= Reuben Noble =

American politician and judge in Iowa (1821–1896)

Reuben Noble (April 14, 1821 – August 8, 1896) was an American politician and judge from Iowa.

==Early life==
Noble was born on April 14, 1821, in Adams County, Mississippi, near Natchez. He worked on the family farm in Mississippi until 1833, when the Nobles moved to Jersey County, Illinois, due to his father's opposition to slavery, and started a new farm. Aged 18, Reuben Noble moved to the Quincy area to pursue education at a manual labor college run by David Nelson. He also began studying law with Edward H. Buckley. By 1842, Noble moved to Fair Play, Wisconsin, where he worked as a miner and lawyer. The following year, Noble settled in Garnavillo, Iowa. Noble married Harriett C. Douglas in 1844. He was active in the bar association of northeastern Iowa from 1850.

==Early Whig and Republican political career==
Prior to 1850, Noble had served a single term as Clayton County district attorney, subsequently refusing to run for reelection. Noble was elected to the Iowa House of Representatives for District 2 in 1854, as a Free Soil Whig. During his single term in office, Noble additionally served as house speaker. Upon stepping down as a state representative, Noble moved his family to McGregor. After the Whig Party dissolved, Noble became a member of the succeeding Republican Party and was elected to its 1856 state convention in Iowa. He and Fitz Henry Warren were also considered as Republican electors in that year's presidential election, a position Noble refused.

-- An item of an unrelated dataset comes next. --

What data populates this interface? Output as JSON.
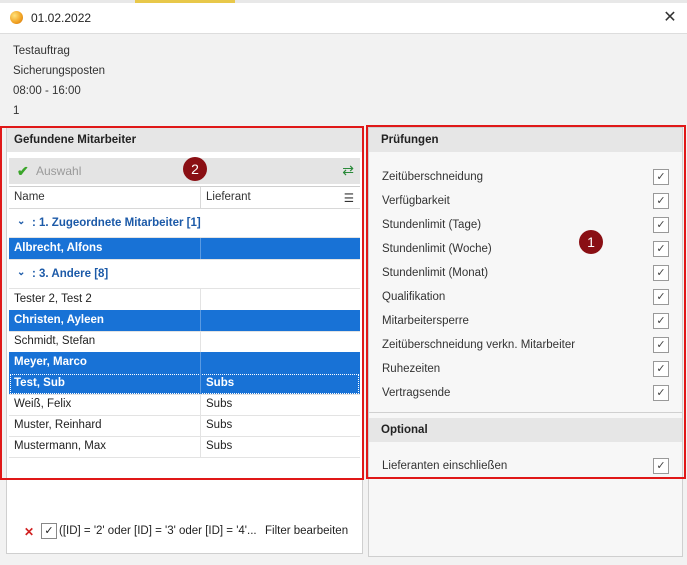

==Later Democratic political activity, judgeship, and legal career==
Throughout Andrew Johnson's presidency, Noble supported him. In 1866, the same year he became the founding president of Iowa's Pioneer Lawmakers' Association, Noble accepted the Democratic Party's nomination to contest Iowa's 3rd congressional district in the United States House of Representatives election in Iowa. Noble lost the election to Republican incumbent William B. Allison. Four years later, Noble was a Democratic candidate for the Iowa Supreme Court seat eventually assumed by James G. Day. Noble won consecutive terms as a district court judge in 1874 and 1878, but resigned shortly soon after winning his second term to privately practice law alongside Thomas Updegraff. Noble was again defeated in his 1879 bid for the Iowa Supreme Court. The Noble–Updegraff legal partnership ended after Updegraff completed his second term in the United States House of Representatives, and thereafter, Noble worked as a lawyer for what became known as Milwaukee Road.

==Death==
Noble died in McGregor, Iowa, on August 8, 1896.